Search code examples
sqlapache-sparkdatabricksazure-databricks

How to store and aggregate data in ~300m JSON objects efficiently


I have an app where I receive 300m JSON text files (10m daily, retention = 30 days) from a Kafka topic.

The data it contains needs to be aggregated every day based on different properties.

We would like to build it with Apache Spark, using Azure Databricks, because the size of the data will gro, we cannot vertically scale this process anymore (currently runs in 1 Postgres server) and we also need something that is cost-effective.

Having this job in Apache Spark is straightforward in theory, but I haven't found any practical advice on how to process JSON objects efficiently.
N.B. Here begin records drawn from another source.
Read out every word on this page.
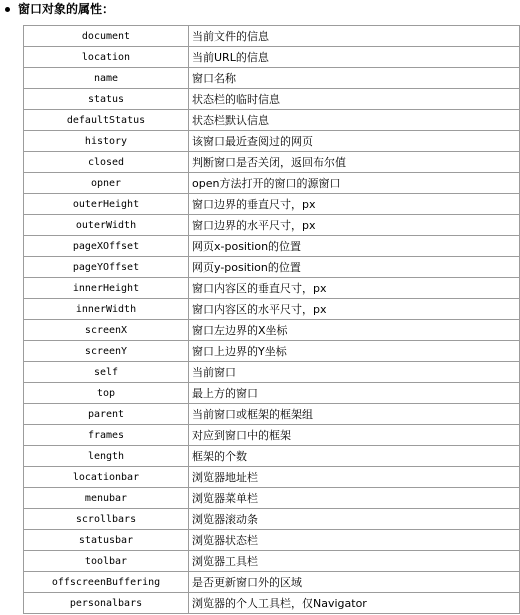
窗口对象的属性：
document	当前文件的信息
location	当前URL的信息
name	窗口名称
status	状态栏的临时信息
defaultStatus	状态栏默认信息
history	该窗口最近查阅过的网页
closed	判断窗口是否关闭，返回布尔值
opner	open方法打开的窗口的源窗口
outerHeight	窗口边界的垂直尺寸，px
outerWidth	窗口边界的水平尺寸，px
pageXOffset	网页x-position的位置
pageYOffset	网页y-position的位置
innerHeight	窗口内容区的垂直尺寸，px
innerWidth	窗口内容区的水平尺寸，px
screenX	窗口左边界的X坐标
screenY	窗口上边界的Y坐标
self	当前窗口
top	最上方的窗口
parent	当前窗口或框架的框架组
frames	对应到窗口中的框架
length	框架的个数
locationbar	浏览器地址栏
menubar	浏览器菜单栏
scrollbars	浏览器滚动条
statusbar	浏览器状态栏
toolbar	浏览器工具栏
offscreenBuffering	是否更新窗口外的区域
personalbars	浏览器的个人工具栏，仅Navigator
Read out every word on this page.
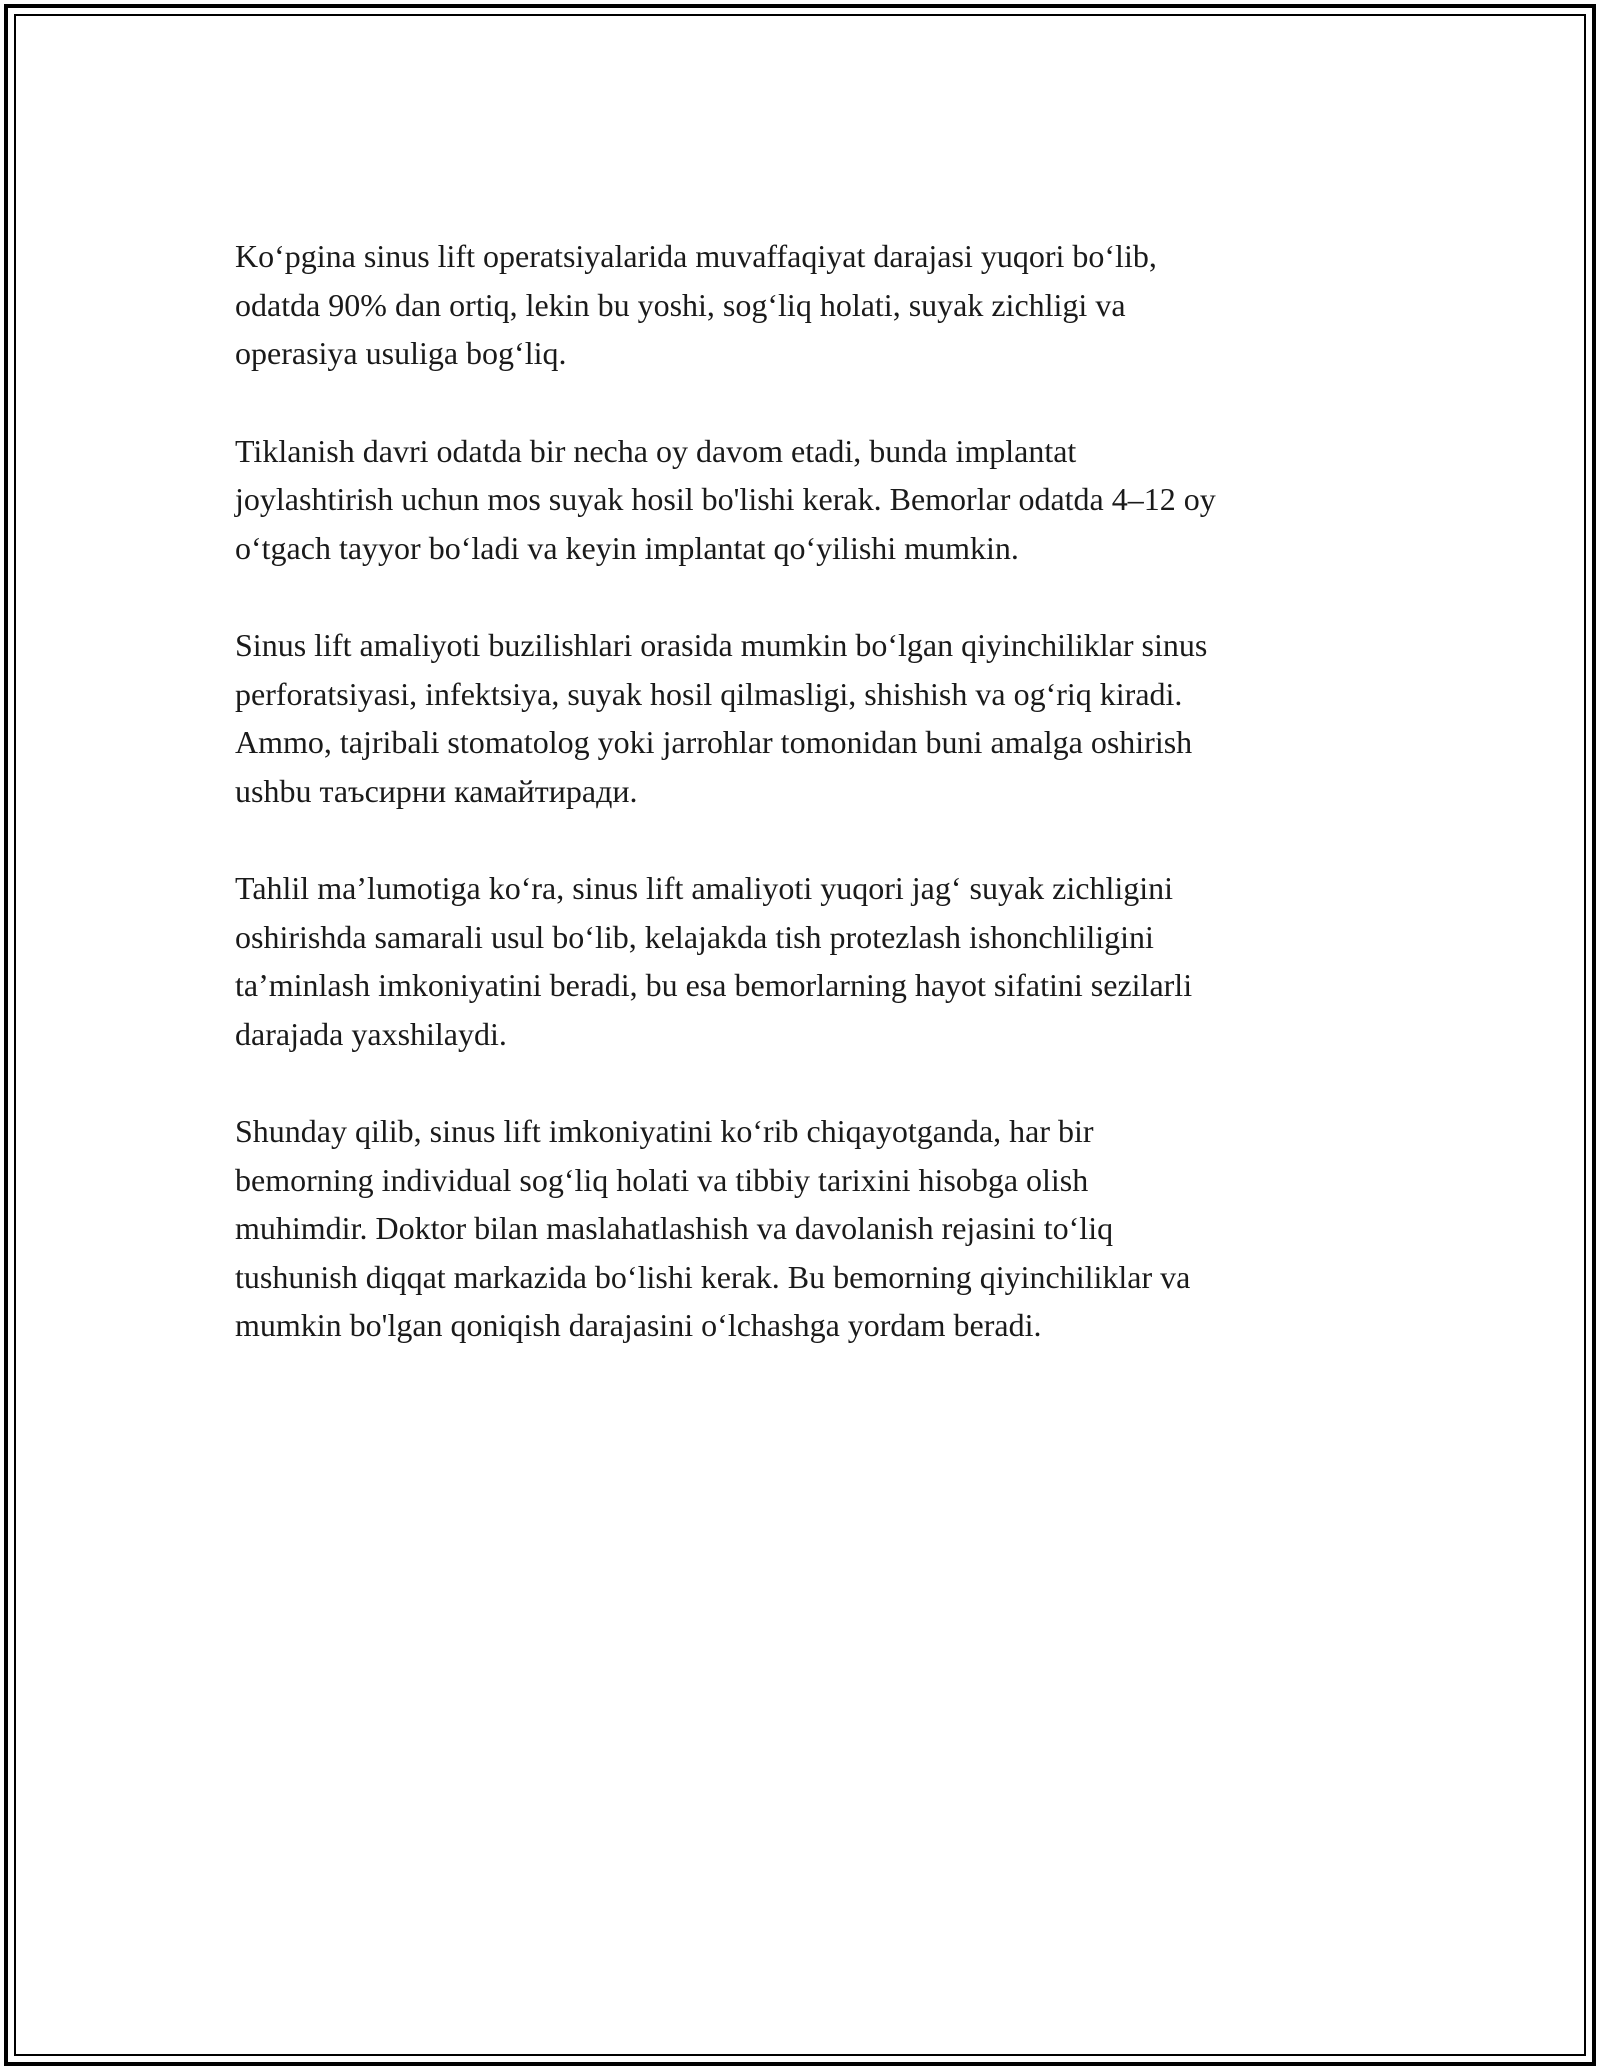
Ko‘pgina sinus lift operatsiyalarida muvaffaqiyat darajasi yuqori bo‘lib,
odatda 90% dan ortiq, lekin bu yoshi, sog‘liq holati, suyak zichligi va
operasiya usuliga bog‘liq.

Tiklanish davri odatda bir necha oy davom etadi, bunda implantat
joylashtirish uchun mos suyak hosil bo'lishi kerak. Bemorlar odatda 4–12 oy
o‘tgach tayyor bo‘ladi va keyin implantat qo‘yilishi mumkin.

Sinus lift amaliyoti buzilishlari orasida mumkin bo‘lgan qiyinchiliklar sinus
perforatsiyasi, infektsiya, suyak hosil qilmasligi, shishish va og‘riq kiradi.
Ammo, tajribali stomatolog yoki jarrohlar tomonidan buni amalga oshirish
ushbu таъсирни камайтиради.

Tahlil ma’lumotiga ko‘ra, sinus lift amaliyoti yuqori jag‘ suyak zichligini
oshirishda samarali usul bo‘lib, kelajakda tish protezlash ishonchliligini
ta’minlash imkoniyatini beradi, bu esa bemorlarning hayot sifatini sezilarli
darajada yaxshilaydi.

Shunday qilib, sinus lift imkoniyatini ko‘rib chiqayotganda, har bir
bemorning individual sog‘liq holati va tibbiy tarixini hisobga olish
muhimdir. Doktor bilan maslahatlashish va davolanish rejasini to‘liq
tushunish diqqat markazida bo‘lishi kerak. Bu bemorning qiyinchiliklar va
mumkin bo'lgan qoniqish darajasini o‘lchashga yordam beradi.
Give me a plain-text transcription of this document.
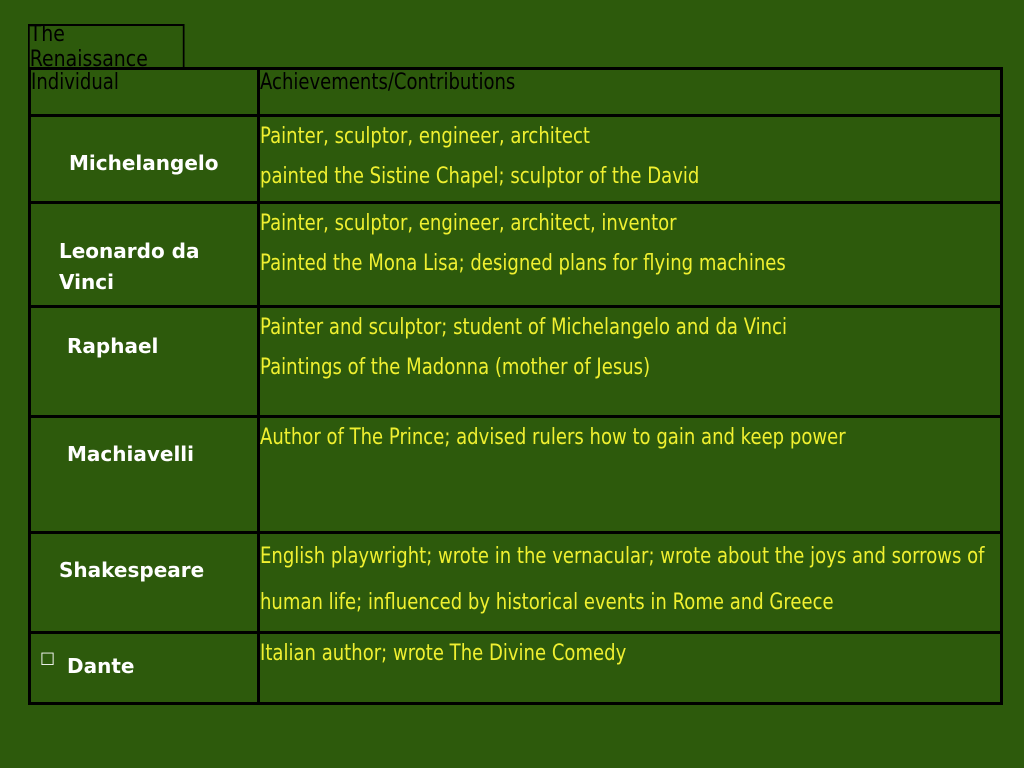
The Renaissance
Individual	Achievements/Contributions

Michelangelo	Painter, sculptor, engineer, architect
painted the Sistine Chapel; sculptor of the David

Leonardo da Vinci	Painter, sculptor, engineer, architect, inventor
Painted the Mona Lisa; designed plans for flying machines

Raphael	Painter and sculptor; student of Michelangelo and da Vinci
Paintings of the Madonna (mother of Jesus)

Machiavelli	Author of The Prince; advised rulers how to gain and keep power

Shakespeare	English playwright; wrote in the vernacular; wrote about the joys and sorrows of human life; influenced by historical events in Rome and Greece

Dante	Italian author; wrote The Divine Comedy
□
These are the options as I see:

  1. Store the data in Postgres and ingest it with the Spark job (SQL) - may be slow to transfer the data

  2. Store the data in Azure Blob Storage in JSON format - We may run out of the number of files that can be stored, also this seems inefficient to read so many files

  3. Store the JSON data in big chunks, eg. 100.000 JSON in one file - it could be slow to delete/reinsert when the data changes

  4. Convert the data to CSV or some binary format with a fixed structure and store it in blob format in big chunks - Changing the format will be a challenge but it would rarely happen in the future, also CSV/binary is quicker to parse

Any practical advice would be really appreciated. Thanks in advance.


Solution

  • There are multiple factors to be consider :

    1. If you are trying to read the data on daily manner then strongly suggested to do store the data in Parquet format and store in databricks. If not accessing daily then store in Azure buckets itself (computation cost will be minimised)
    2. If JSON data to be flattened then you need to do all the data manipulations and write into delta tables with OPTIMISE conditions.
    3. If really retention 30 mandatory then be cautious with file formats bcz data will grow exponentially on daily basis. Other wise Alter table properties with retention period to 7 days or 15 days.